Page 162 of Untamed

Distractions. He means Jordyn, he always fucking means Jordyn.

I keep my expression unreadable, even though a storm is brewing inside me. “I’ll be there.” Luciano studies me like he’s waiting for something, an objection, a crack in the armour. I don’t give him one.

I stand slowly, the legs of the chair scraping back with a deliberate screech that cuts through the silence like a blade.

“I’ll handle the dock issue,” I say coolly. “And everything else…”

I reach for the file on his desk, not to read it, but just to flick through it with two fingers, letting the pages snap closed with asharp clap. “…will be dealt with.”

I turn to leave, my teeth clamped together tight. My thumb drags once over the band around my wrist, her hair tie, grounding me. Keeping me from doing something that would get blood on the carpet.

The door clicks shut behind me.

I don’t slam it. I don’t speak.

But the tension in my shoulders? The crack of my knuckles as I curl my fists walking down the corridor.

That says everything.

I’m keeping my mouth shut, for now.

That wedding will happen the day I start taking orders with a smile.

The smell of the sea used to calm me.

Now it just makes me itch to set something on fire.

The wind whips hard across the docks as I step onto the gravel, flanked by Dante and two of our enforcers. The warehouse ahead looms, half-shadowed under thick Sicilian sky, the kind of grey that presses on your skull. Inside, the dockworker who opened his fucking mouth is waiting, tied to a chair, shaking, bleeding already. Someone got eager.

“Status?” I ask without looking at Dante.

“He skimmed manifests. Asked too many questions about what was inside the crates headed for Messina. Port authority flagged a container this morning. He’s not talking.”

“He will.”

I step inside the warehouse. The man looks up, eyes wide, face pale under the blood. Recognition flashes. Then fear.
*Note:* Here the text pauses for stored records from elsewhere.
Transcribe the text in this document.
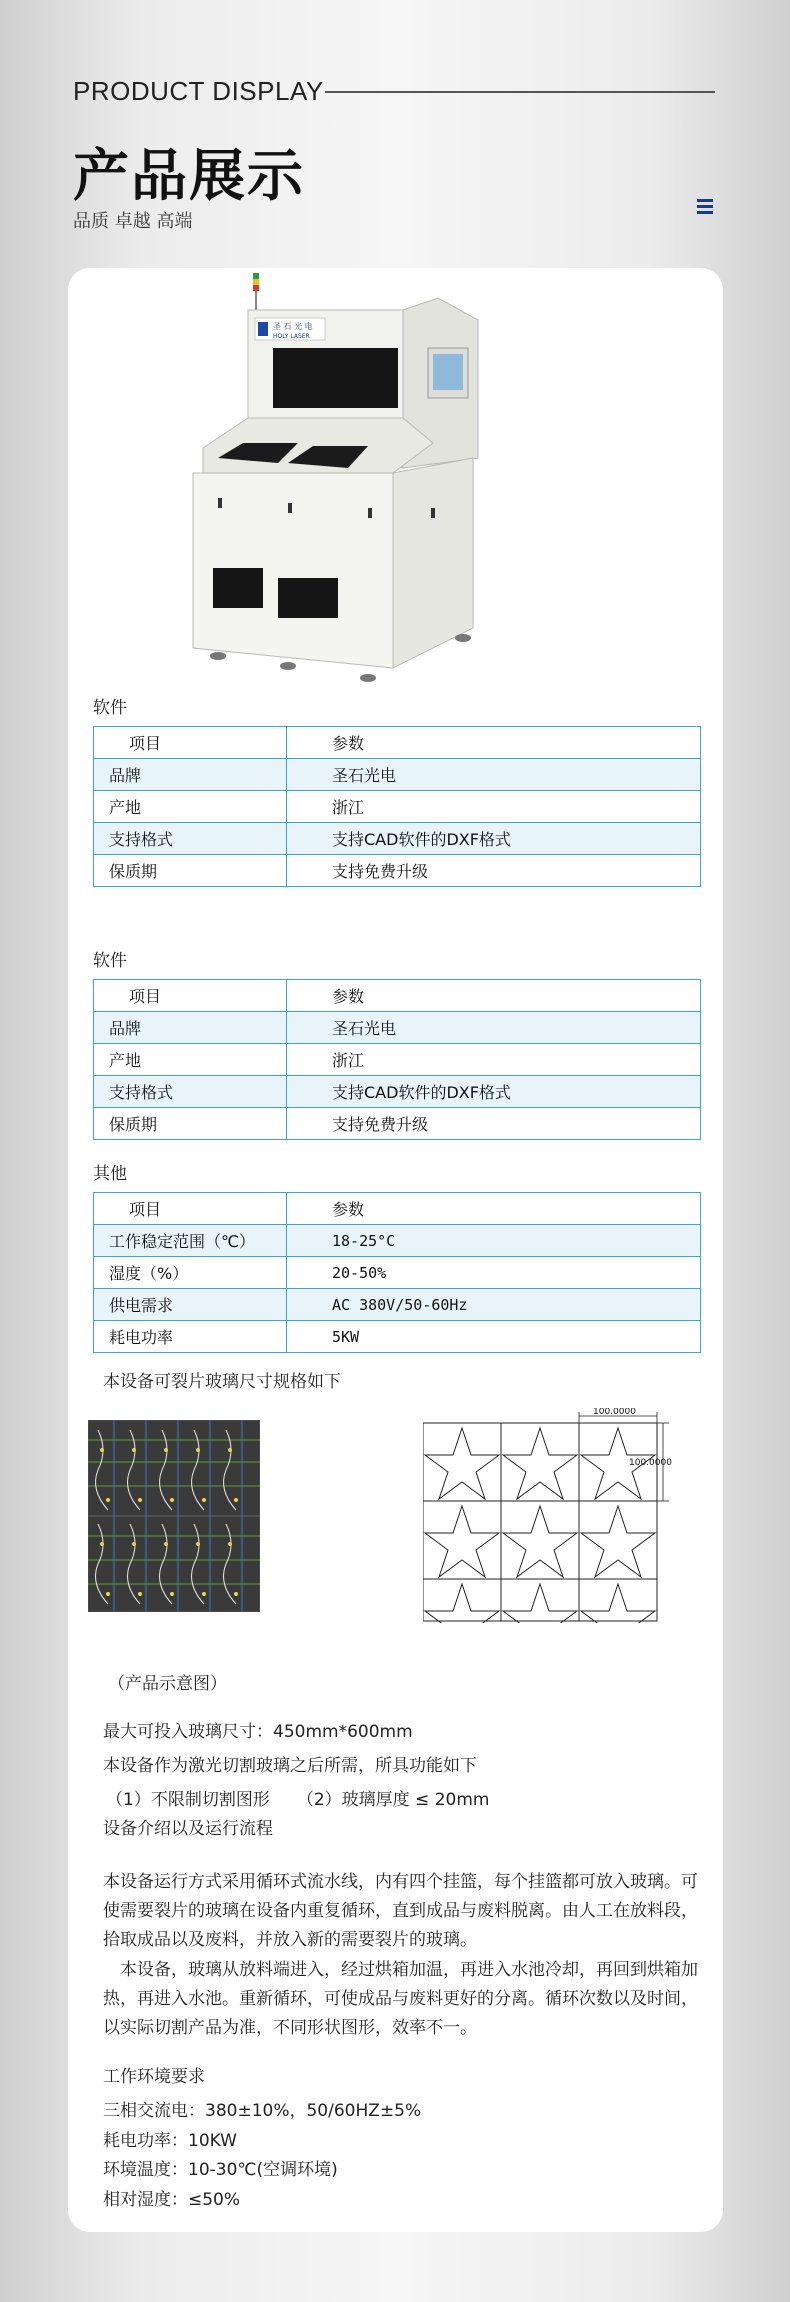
PRODUCT DISPLAY
产品展示
品质 卓越 高端
圣 石 光 电
HOLY LASER
软件
项目	参数
品牌	圣石光电
产地	浙江
支持格式	支持CAD软件的DXF格式
保质期	支持免费升级
软件
项目	参数
品牌	圣石光电
产地	浙江
支持格式	支持CAD软件的DXF格式
保质期	支持免费升级
其他
项目	参数
工作稳定范围（℃）	18-25°C
湿度（%）	20-50%
供电需求	AC 380V/50-60Hz
耗电功率	5KW
本设备可裂片玻璃尺寸规格如下
100.0000
100.0000
（产品示意图）
最大可投入玻璃尺寸：450mm*600mm
本设备作为激光切割玻璃之后所需，所具功能如下
（1）不限制切割图形     （2）玻璃厚度 ≤ 20mm
设备介绍以及运行流程
本设备运行方式采用循环式流水线，内有四个挂篮，每个挂篮都可放入玻璃。可使需要裂片的玻璃在设备内重复循环，直到成品与废料脱离。由人工在放料段，拾取成品以及废料，并放入新的需要裂片的玻璃。
　本设备，玻璃从放料端进入，经过烘箱加温，再进入水池冷却，再回到烘箱加热，再进入水池。重新循环，可使成品与废料更好的分离。循环次数以及时间，以实际切割产品为准，不同形状图形，效率不一。
工作环境要求
三相交流电：380±10%，50/60HZ±5%
耗电功率：10KW
环境温度：10-30℃(空调环境)
相对湿度：≤50%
“Signor Russo, please, I didn’t know who?—

I lift my hand. Silence.

He shuts up fast.

I circle once, slow. Controlled. Like I’m bored.

“You made a mistake,” I say, tone even. “Not the kind we can fix with a demotion.”

His lips tremble. “I didn’t say anything, I swear?—

I draw my knife and hold it up to the light, examining the edge like I’m inspecting a menu.

“I believe you,” I say calmly. “But your silence wasn’t the problem. Your curiosity was.”

I don’t need to say more. Dante knows what to do.

I walk back out to the open air while the man starts screaming behind me.

I light a cigarette and take a long pull, filling my lungs with the acrid smoke. My phone buzzes in my jacket pocket. I pull it out as the wind cuts past my face.